Flourish for a 21st Birthday, Op.44
Overture: Beckus the Dandipratt, Op.5
The Inn of the Sixth Happiness Suite (arr. Palmer)
Clarinet Concerto No.2, Op.115
Philharmonic Concerto, Op.120
Symphony No.6, Op.95
Julian Bliss (clarinet)
London Philharmonic Orchestra
Reviewed by: Richard Whitehouse
Reviewed: 24 September, 2004
Venue: Royal Festival Hall, London
Given an almost total absence of orchestral performances in London during his 80th birthday year in 2001, it was gratifying that the London Philharmonic should open its 2004/5 season with a concert devoted to the music of Sir Malcolm Arnold. Appropriate, too, as Arnold was principal trumpet of this orchestra between 1943-48: a time when his unequivocal orchestral sound rapidly came into focus. This was also a notable occasion for Vernon Handley, making his first appearance since a serious car accident in Munich last spring. His integral cycle of the Arnold symphonies for Conifer (urgently in need of reissue) evinces an understanding of Arnold’s idiom equalled – and not always surpassed – only by the composer, and a comparable degree of insight was evident throughout this concert.
The concert opened with Flourish for a 21st Birthday, the birthday in question being that of the LPO in 1953. Lively and celebratory yet with a decided harmonic ambiguity at the cadential turn prior to the close, it set a stylistic precedent for all that followed.
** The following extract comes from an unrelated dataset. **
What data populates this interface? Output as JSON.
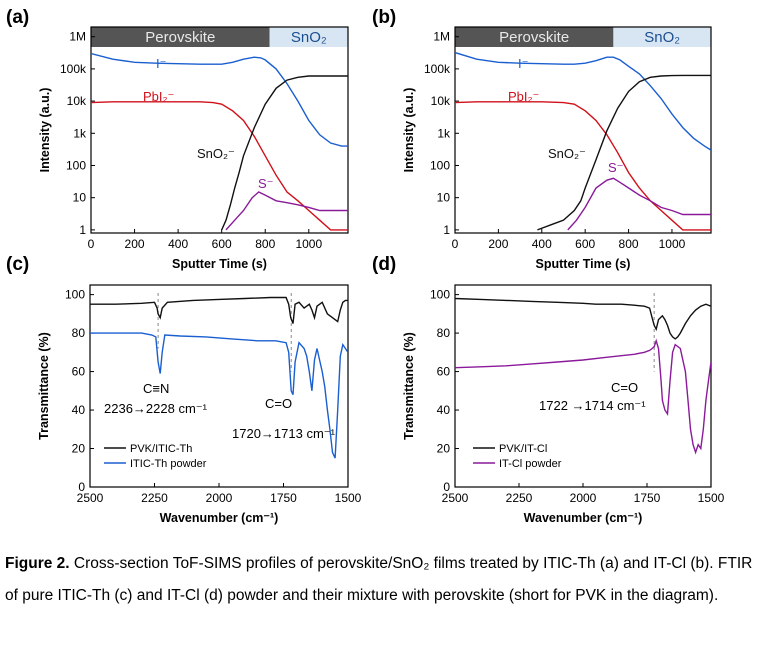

Or was it merely following in the wake of Beckus the Dandipratt, the overture which launched Arnold’s composing career in 1943 and whose distinctive brand of rhetorical expectancy came through unabated in the present performance.
With some 120 film scores to his credit, Arnold is among the most prolific as well as successful British composers and it was good to see his contribution to the medium represented here. “The Inn of the Sixth Happiness” (1958) is among his best-known film scores, and though its scenario of missionaries in China may now seem insufferably passé, the music retains an undeniable appeal. As arranged by Christopher Palmer, the suite proceeds as a theme reflected in varying harmonic contexts – from the energetic determination of ‘London Prelude’, through the sensuous intimacy of ‘Romantic Interlude’, to the triumphal outcome of ‘Happy Ending’, with its march-past on the tune “This Old Man” combining in effortless canonic accord with the main theme.
Arnold’s contribution to the concerto genre alone ought to guarantee his place in the repertoire, and it was interesting that the concert featured two such works from the mid-1970s – a time when Arnold’s music became unequivocally darker as his emotional world collapsed around him. Composed for Benny Goodman, the Second Clarinet Concerto (1974) demonstrates enviable ease in assimilating trad-jazz idioms – witness the rhythmic quirks of the first movement and the uninhibited jive of the finale. Arnold advises the first movement cadenza to be improvised as “way-out as you please” but was here composed by Paul Harris. Between these movements, the Lento ranks among the most probing of Arnold’s slow movements – to which Julian Bliss brought pathos and hushed intensity that belied his years.
Even more unsettling in its wrenching discords and plangent harmonies is the Philharmonic Concerto – a decidedly ambivalent contribution for the LPO’s tour of America in 1976. The outer movements have an undeniable gritty sense of affirmation (Arnold’s occasional but effective recourse to serial technique being much in evidence), while the central Andantino finds a rapt expressiveness in solo strings and woodwind that would not be out of place in late Shostakovich.
Arnold’s nine symphonies are undoubtedly at the heart of his output. The Sixth Symphony (1967) was a good choice, in that it represents a coming-together of so many of Arnold’s formal and expressive preoccupations. Jazz idioms again make their presence felt, notably in the ‘be-bop’-influenced melodic lines and ‘walking base’ of the first two movements, and the distinctly surreal dance-band interlude in the Mahlerian elegy-cum-funeral march of the central Lento: a quixotic amalgam which Handley has down to a tee. Moreover, the finale was a fraction weightier than on his recording, ensuring that its combination of exuberance and edginess made for a close which was pointedly equivocal rather than, as can often seem the case with Arnold’s finales, merely provisional.
So, a varied and inclusive overview of Arnold’s orchestral music – sympathetically played and authoritatively conducted. It was well received by a gratifyingly sizeable house – such as one hopes will convey itself ‘on air’ to the composer, who was unable to be present. Well done the London Philharmonic for showing such initiative. Hopefully this will not be the last such concert to take place during Arnold’s lifetime.